In Indonesia, at least 450 are confirmed dead and thousands more missing or trapped in rubble after two earthquakes that hit less than 24 hours later. Officials have said the death toll on the island of Sumatra will “definitely” rise.


The first Indonesia earthquake, magnitude 7.6, struck at 10.16am GMT on Wednesday, some 55 miles under the sea north-west of the city of Padang. It was followed by a second tremor, magnitude 6.8, that hit at 1.52am GMT today about 150 miles further south-east.

Stephen Rogers, the British honorary consul in Samoa, confirmed that the entire island had been shaken by the initial earthquake.

He said: “It was a very big earthquake and the tsunami came about 20 to 30 minutes later. It took anything in its path. Roads have been pretty much washed away. Houses have been washed away or knocked down.”

Buildings were crushed and cars swept away from scores of villages.

Aid agencies are rushed to areas of western Indonesia, where the tremors have caused widespread landslides and at least two hospitals, mosques and hotels to collapse.

In Padang – home to nearly a million people – residents fought some fires with buckets of water and used their bare hands to search for survivors, pulling at the wreckage and tossing it away piece by piece.

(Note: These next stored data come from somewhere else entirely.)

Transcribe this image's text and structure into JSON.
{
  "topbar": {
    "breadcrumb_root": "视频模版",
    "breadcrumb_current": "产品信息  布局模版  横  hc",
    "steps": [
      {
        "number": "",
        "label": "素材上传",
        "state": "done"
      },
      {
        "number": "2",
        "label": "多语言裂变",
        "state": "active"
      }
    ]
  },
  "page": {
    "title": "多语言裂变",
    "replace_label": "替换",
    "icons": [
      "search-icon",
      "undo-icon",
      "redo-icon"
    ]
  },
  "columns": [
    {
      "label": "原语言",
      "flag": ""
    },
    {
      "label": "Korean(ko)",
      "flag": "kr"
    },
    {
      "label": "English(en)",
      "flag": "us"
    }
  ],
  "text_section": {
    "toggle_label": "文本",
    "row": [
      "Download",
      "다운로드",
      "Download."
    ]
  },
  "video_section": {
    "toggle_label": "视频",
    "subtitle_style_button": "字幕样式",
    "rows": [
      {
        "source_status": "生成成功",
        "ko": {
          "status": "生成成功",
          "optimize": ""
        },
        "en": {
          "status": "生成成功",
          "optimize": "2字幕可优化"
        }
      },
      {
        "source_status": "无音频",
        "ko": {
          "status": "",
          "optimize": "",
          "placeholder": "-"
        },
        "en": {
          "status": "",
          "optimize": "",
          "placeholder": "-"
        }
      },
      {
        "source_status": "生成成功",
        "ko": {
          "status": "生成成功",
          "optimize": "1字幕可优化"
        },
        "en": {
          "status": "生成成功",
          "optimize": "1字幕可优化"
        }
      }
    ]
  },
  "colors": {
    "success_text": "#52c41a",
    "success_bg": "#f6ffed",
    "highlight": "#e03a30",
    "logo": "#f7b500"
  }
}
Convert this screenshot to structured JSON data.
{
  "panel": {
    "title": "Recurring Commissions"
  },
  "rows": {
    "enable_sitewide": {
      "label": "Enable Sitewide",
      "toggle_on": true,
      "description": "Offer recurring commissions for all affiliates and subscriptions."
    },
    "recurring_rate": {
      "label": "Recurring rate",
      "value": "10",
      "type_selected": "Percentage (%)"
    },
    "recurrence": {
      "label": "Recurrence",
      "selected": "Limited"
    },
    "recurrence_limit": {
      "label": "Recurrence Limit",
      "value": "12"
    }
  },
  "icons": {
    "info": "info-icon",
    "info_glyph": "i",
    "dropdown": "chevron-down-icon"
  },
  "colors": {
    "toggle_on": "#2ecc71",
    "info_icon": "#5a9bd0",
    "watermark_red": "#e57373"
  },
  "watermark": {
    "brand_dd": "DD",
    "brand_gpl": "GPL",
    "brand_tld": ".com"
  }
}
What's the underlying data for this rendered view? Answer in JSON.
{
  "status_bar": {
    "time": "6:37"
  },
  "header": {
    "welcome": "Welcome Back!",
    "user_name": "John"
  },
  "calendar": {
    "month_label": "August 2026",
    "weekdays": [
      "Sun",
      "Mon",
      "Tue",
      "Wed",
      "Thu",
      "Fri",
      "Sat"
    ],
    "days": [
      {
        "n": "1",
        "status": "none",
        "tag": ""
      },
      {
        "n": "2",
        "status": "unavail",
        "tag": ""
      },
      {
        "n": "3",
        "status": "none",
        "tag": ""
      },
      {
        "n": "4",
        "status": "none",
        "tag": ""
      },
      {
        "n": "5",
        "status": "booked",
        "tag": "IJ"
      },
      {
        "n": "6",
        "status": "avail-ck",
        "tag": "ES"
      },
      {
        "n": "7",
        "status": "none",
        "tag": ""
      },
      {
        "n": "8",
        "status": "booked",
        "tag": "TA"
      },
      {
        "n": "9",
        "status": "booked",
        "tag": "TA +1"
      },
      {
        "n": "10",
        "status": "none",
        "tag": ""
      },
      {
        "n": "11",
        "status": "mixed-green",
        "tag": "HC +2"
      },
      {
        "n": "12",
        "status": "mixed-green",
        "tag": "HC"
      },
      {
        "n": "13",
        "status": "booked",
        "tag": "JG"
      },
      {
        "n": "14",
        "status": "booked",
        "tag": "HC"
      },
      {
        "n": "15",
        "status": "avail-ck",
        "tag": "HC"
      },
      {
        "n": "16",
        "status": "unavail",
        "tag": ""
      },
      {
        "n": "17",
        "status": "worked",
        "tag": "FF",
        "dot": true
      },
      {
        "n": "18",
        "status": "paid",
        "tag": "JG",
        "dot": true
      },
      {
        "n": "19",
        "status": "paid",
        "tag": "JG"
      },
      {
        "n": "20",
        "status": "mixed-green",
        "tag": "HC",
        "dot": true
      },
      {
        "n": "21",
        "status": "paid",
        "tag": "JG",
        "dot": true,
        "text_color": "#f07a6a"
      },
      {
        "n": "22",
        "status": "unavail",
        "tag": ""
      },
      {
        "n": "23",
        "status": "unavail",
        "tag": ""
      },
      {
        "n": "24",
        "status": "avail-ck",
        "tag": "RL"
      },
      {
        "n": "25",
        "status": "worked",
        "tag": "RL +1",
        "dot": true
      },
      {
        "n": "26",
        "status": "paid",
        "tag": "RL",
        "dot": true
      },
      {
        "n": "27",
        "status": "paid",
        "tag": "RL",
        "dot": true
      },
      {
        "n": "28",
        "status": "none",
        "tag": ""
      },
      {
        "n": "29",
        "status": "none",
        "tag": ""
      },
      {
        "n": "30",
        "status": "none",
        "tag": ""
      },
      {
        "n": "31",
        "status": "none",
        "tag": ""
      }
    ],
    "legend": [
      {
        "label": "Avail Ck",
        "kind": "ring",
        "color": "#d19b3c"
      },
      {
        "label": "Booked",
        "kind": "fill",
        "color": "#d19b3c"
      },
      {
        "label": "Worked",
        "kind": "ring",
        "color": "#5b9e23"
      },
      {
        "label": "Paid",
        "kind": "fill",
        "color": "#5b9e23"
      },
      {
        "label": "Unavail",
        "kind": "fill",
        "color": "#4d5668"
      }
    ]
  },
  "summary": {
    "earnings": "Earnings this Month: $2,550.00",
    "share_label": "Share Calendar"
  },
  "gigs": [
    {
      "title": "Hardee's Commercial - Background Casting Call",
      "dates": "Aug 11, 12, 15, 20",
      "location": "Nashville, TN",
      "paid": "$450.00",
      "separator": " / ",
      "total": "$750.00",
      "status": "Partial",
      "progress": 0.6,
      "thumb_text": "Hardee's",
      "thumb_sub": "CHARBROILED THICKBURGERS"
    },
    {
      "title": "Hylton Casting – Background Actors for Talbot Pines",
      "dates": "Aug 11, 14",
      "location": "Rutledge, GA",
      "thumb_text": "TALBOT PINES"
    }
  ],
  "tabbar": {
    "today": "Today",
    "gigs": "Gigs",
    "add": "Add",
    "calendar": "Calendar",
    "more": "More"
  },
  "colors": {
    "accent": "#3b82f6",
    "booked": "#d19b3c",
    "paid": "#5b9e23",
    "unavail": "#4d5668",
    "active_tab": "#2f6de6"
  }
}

Jusuf Kalla, vice-president of Indonesia, said the death toll was “definitely higher” than initial reports received by the government.

“It’s hard to tell because there is heavy rain and a blackout,” he said.

Siti Fadilah Supari, the country’s health minister, confirmed that two hospitals and a mall collapsed in Padang.

“This is a high-scale disaster, more powerful than the earthquake in Yogyakarta in 2006 when more than 3,000 people died,” the minister said, referring to a major city on the main Indonesian island of Java.

Stocks of emergency shelters, hygiene kits and clothing are ready to be distributed by aid teams funded by British charity Oxfam once workers can get through to the worst affected areas.

Padang lies on the same fault line as Indonesia’s Aceh province, which was devastated in the 2004 tsunami with 130,000 dead.

Experts are trying to determine whether the quake was linked to the one earlier in the South Pacific.